Voice-Actions on Android Look Great – Star Trek Quality!

Google just brought some killer voice commands to Android 2.2

Google may have hit a homerun with the development of its latest App for Android phones. Their Voice Search application now features ‘voice-actions’ which allow the user to perform a variety of tasks on their phone just by speaking. Text messages, emails, web searches, music, alarms, personal messages, maps, and calls can now all be accessed with voice commands. It’s a pretty impressive list of actions to have at your fingertips lips. Not only are the available actions comprehensive, the actual speech recognition quality seems really top notch. Check out the demonstration video for voice-actions below. If you’re an US English speaker with an Adroid 2.2 (Froyo) phone you can download it right now. The rest of us will have to wait.

I have an iPhone and I’m pretty fond of Siri, the personal assistant application that uses voice commands. Apple made a smart move purchasing Siri (for $200 Million?) and the sooner they port the Siri capabilities into the iPhone OS the better. With the updated Voice Search, Google is showing that it won’t be outdone. While I’m not able to test drive the voice-actions, I do use Google’s Mobile App which enables voice based searches. The speech recognition quality there is at least as good as Siri (better for names, perhaps, but that may be due to my accent). Even though it just launched, it’s pretty clear that Google’s new voice commands are going to be a hit:

For the record, the actual list of possible commands as described on the Google Mobile Blog are as follows:

  • send text to [contact] [message]
  • listen to [artist/song/album]
  • call [business]
  • call [contact]
  • send email to [contact] [message]
  • go to [website]
  • note to self [note]
  • navigate to [location/business name]
  • directions to [location/business name]
  • map of [location]

It’s unclear if the “set alarm” command seen in the video (~1:38) is available at the moment and/or if it was merely forgotten by the blog.

Looking at the above list, there are some functions that Google’s left out. Can you set your calendar? That would be pretty important for those who want to leave themselves quick reminders about events. It would also be nice to be able to pull up photo albums or favorite videos so that you could share these quickly with friends. Ultimately I would also want voice actions to be used in other applications, if for no other reason that I want to defeat my chess app by saying cool things like “knight to king’s four”.

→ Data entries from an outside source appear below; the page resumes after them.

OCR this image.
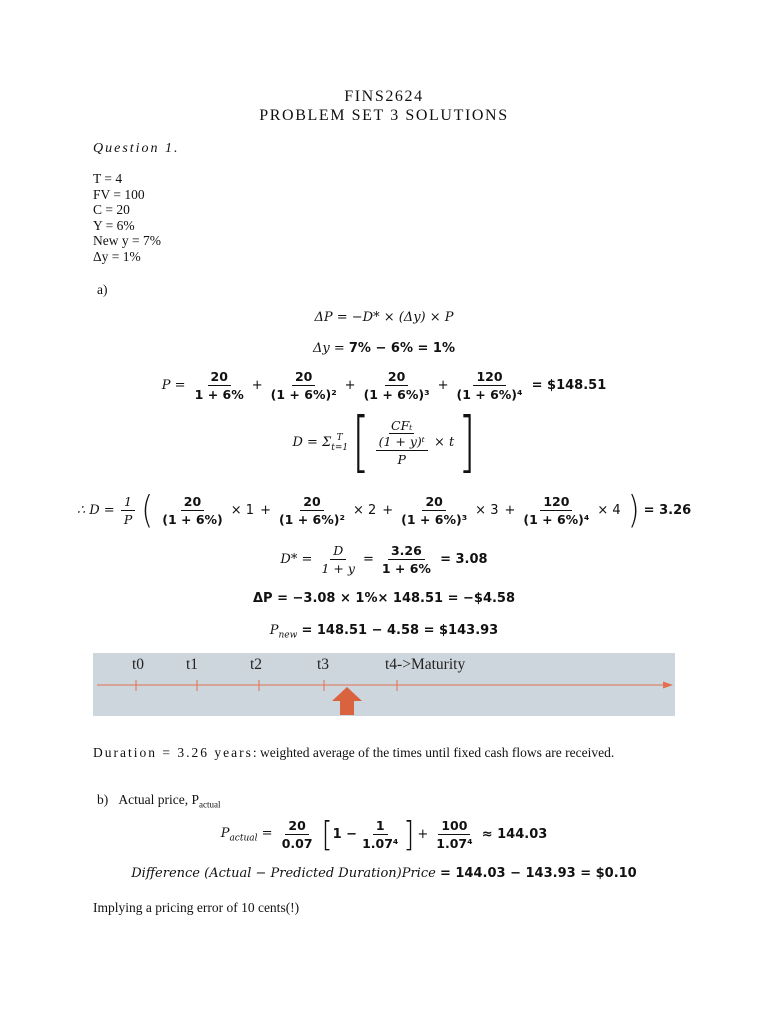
FINS2624
PROBLEM SET 3 SOLUTIONS
Question 1.
T = 4
FV = 100
C = 20
Y = 6%
New y = 7%
Δy = 1%
a)
ΔP = −D* × (Δy) × P
Δy = 7% − 6% = 1%
$P = \frac{20}{1 + 6\%} + \frac{20}{\text{(1 + 6\%)²}} + \frac{20}{\text{(1 + 6\%)³}} + \frac{120}{\text{(1 + 6\%)⁴}}$ = $148.51
D = Σ T
t=1 [ CFₜ
(1 + y)ᵗ
P × t ]
∴ $D = \frac{1}{P}$ ( $\frac{20}{(1 + 6\%)} \times 1 + \frac{20}{\text{(1 + 6\%)²}} \times 2 + \frac{20}{\text{(1 + 6\%)³}} \times 3 + \frac{120}{\text{(1 + 6\%)⁴}} \times 4$ ) = 3.26
$D* = \frac{D}{1 + y} = \frac{3.26}{1 + 6\%} = 3.08$
ΔP = −3.08 × 1%× 148.51 = −$4.58
$P_{new} = 148.51 - 4.58$ = $143.93
t0	t1	t2	t3	t4->Maturity
Duration = 3.26 years: weighted average of the times until fixed cash flows are received.
b) Actual price, $P_{actual}$
$P_{actual} = \frac{20}{0.07} [1 - \frac{1}{\text{1.07⁴}}$ ] + $\frac{100}{\text{1.07⁴}} \approx 144.03$
Difference (Actual − Predicted Duration)Price = 144.03 − 143.93 = $0.10
Implying a pricing error of 10 cents(!)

Part of what makes Siri on the iphone so helpful is that it can handle a variety of phrases in reference to the same command. “Find food” and “locate a restaurant” are generally going to get the same result. It’s unclear at this point if the Google voice-actions have to use the exact words listed above, or if there’s some flexibility. Ideally we’d have programs that can completely handle natural speaking. Siri comes close but has its limitations. Google will have to do at least as good if it wants to compete.

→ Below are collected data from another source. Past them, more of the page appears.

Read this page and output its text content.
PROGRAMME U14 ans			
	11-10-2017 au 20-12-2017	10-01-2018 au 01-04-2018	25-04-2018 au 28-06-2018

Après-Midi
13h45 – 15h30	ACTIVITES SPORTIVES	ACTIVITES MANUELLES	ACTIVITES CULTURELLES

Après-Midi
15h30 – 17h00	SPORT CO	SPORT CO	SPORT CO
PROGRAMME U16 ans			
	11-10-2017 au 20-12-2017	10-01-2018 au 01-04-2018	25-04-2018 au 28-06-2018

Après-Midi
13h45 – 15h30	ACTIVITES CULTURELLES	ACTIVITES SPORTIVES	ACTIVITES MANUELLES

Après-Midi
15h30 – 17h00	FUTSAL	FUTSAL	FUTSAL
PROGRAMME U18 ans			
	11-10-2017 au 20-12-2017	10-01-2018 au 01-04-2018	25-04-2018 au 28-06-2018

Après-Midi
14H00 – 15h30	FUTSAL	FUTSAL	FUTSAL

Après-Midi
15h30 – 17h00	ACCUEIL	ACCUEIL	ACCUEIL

In Star Trek, characters could ask the computer any question and get a helpful response. Well, if the Enterprise wasn’t experiencing weird glitches at the time (that happened a lot, didn’t it). Already our current system of voice commands is pretty impressive. With voice search, the power of the internet is easily accessible, and that’s no small thing. It took me all of two seconds to find the “etymology of silhouette” (don’t ask why, it involves a tea house), something that it would have taken me twenty minutes and a trip to the library to find out fifteen years ago. Who knows, in another fifteen years I may be able to get such knowledge piped directly in my brain. It sounds outlandish but the reverse, commanding phones with the brain, is already under development. Voice commands represent a big step in bringing the power of computers into the human frame. It’s only going to get weirder and better from here.